Ulsterman Colin Turkington admits his decision to remain with BMW and West Surrey Racing for the 2022 British Touring Car season was one of the most straightforward he has had to make.
All of Turkington’s four drivers’ crowns have been achieved with the British squad’s backing using cars supplied by the German marque, the most recent in 2019 in a 330i M Sport saloon. His first was achieved back in 2009 with a second and third trophy following in 2014 and 2018 respectively.
This is his eleventh BTCC season in a BMW and his fifteenth campaign with West Surrey Racing and the father-of-two believes he has all the tools he needs to clinch a fifth title. If successful, the 39-year-old would become the most decorated driver in the history of the national Championship.
“There is nowhere I would rather be. West Surrey Racing has been like a family to me since I made my BTCC debut twenty years ago,” he said, “and the opportunity to represent BMW – the greatest manufacturer in the history of touring car racing worldwide – is something that makes me extremely proud. We have had a highly-successful partnership – there is no reason to change it.
“I think this is going to be another year where it’s all about maximising every single point and just having that consistency,” he continued.
“The reliability record I have had at West Surrey Racing and BMW has been second to none, so that gives me a lot of confidence that we will be able to do this more often than the other teams. I’m clear on my aim, which is to go into the last race weekend with a realistic shot of being champion and then see if we can get it done on the day.”
The British Touring Car Championship starts at Donington Park in late April but before that, teams and drivers will take part in three official pre-season tests days.
Held at various venues, the track time will be arguably more important than ever due to the introduction of a new Cosworth hybrid system. Weighing 64kg and rated at 58-volt, the ‘push to pass’ set-up provides a 40bhp power boost to either defend or attack and is available for a maximum of 15 seconds per lap.
Bosses of the UK tin top series have also confirmed success ballast – a practice that uses weight to slow down the fastest drivers – is to be jettisoned in favour of incremental restrictions on the amount of power available to the top cars.
“I would say the move to hybrid technology this year and the opportunities that will create, not only with the competition, but with a chance to race more sustainably – which is something I’m very aware of – has only made me more excited about the season ahead,” explained Turkington.

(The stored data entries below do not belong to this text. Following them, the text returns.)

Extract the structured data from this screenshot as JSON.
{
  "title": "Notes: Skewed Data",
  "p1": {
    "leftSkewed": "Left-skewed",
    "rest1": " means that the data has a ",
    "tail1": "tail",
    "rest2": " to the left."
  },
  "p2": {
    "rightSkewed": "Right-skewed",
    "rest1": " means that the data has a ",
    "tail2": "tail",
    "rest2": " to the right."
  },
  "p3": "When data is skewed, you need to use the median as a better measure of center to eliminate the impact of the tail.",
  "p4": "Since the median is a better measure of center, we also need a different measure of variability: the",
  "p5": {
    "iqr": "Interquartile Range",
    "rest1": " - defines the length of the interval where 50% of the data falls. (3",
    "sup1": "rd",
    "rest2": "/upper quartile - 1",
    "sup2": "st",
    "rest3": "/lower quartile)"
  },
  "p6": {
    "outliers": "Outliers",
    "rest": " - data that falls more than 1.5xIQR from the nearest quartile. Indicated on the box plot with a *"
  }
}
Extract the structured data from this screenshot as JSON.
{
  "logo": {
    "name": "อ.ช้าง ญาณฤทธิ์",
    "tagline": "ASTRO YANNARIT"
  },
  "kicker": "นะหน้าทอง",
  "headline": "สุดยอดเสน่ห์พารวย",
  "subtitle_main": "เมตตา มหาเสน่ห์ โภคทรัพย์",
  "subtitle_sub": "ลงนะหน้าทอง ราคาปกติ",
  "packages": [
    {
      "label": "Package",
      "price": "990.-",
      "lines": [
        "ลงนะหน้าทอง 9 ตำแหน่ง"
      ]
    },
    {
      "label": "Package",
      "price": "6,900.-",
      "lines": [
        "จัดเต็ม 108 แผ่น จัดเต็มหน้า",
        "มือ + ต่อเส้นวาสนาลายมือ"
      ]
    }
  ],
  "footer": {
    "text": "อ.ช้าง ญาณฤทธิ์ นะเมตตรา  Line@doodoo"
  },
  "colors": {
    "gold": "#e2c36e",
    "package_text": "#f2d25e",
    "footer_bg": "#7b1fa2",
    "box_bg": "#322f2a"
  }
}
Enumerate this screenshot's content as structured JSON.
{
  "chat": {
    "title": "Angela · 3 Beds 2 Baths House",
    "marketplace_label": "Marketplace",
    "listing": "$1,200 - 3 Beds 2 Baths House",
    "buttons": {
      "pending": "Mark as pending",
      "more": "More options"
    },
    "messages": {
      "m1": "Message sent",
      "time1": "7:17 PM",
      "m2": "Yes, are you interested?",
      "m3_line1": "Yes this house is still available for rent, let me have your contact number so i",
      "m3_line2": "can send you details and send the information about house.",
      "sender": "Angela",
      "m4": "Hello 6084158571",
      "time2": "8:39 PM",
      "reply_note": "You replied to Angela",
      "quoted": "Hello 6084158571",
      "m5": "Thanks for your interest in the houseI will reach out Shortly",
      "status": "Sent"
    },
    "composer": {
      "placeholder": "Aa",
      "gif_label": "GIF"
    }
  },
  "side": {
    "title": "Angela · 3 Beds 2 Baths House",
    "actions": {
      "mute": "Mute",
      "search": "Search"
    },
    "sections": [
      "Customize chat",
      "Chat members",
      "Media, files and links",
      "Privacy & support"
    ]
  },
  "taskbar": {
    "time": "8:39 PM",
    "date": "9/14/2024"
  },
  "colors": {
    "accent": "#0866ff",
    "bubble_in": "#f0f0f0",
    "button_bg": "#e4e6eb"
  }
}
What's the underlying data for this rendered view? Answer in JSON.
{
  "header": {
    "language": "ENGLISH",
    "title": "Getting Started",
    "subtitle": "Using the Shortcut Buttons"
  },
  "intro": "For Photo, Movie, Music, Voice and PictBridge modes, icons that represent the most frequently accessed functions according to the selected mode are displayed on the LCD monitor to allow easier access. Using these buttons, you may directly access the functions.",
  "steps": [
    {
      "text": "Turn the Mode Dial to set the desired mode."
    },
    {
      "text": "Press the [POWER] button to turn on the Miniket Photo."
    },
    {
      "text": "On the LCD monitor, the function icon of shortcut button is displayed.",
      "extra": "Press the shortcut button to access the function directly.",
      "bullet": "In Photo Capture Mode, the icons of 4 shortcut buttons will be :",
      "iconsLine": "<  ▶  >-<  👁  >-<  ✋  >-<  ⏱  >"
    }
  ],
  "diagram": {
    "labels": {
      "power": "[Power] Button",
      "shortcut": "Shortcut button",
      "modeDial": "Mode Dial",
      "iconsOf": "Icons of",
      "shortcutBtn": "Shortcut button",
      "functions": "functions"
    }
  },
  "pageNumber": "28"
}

“I’m seriously impressed by the endeavour and the work that’s going on inside the team. The move to hybrid technology isn’t just a case of dropping a battery in; there’s a motor and a cooling system, too, and really, it’s a complete overhaul.
“My engineer John [Waterman] has been working all hours of the day redesigning bits here and there to accommodate all of the technical changes. I’m a big fan of Formula E and watch the races, so I’ve seen the difference it makes when a driver takes ‘Attack Mode’ and has a bit more power available.
“The way our deployment works is a bit different, but it has the potential to create an overtaking opportunity that not might have existed last year. In theory, that should make the racing more exciting and a bit less predictable. That’s what the fans want to see so I think it will be popular with them.
“On the environmental side, of course we must do all we can to race more sustainably and to live more sustainably, too. I’m on a mission to try to be carbon-positive this year [less than a zero-carbon footprint] and it would be great if the paddock as a whole tried to do something similar.”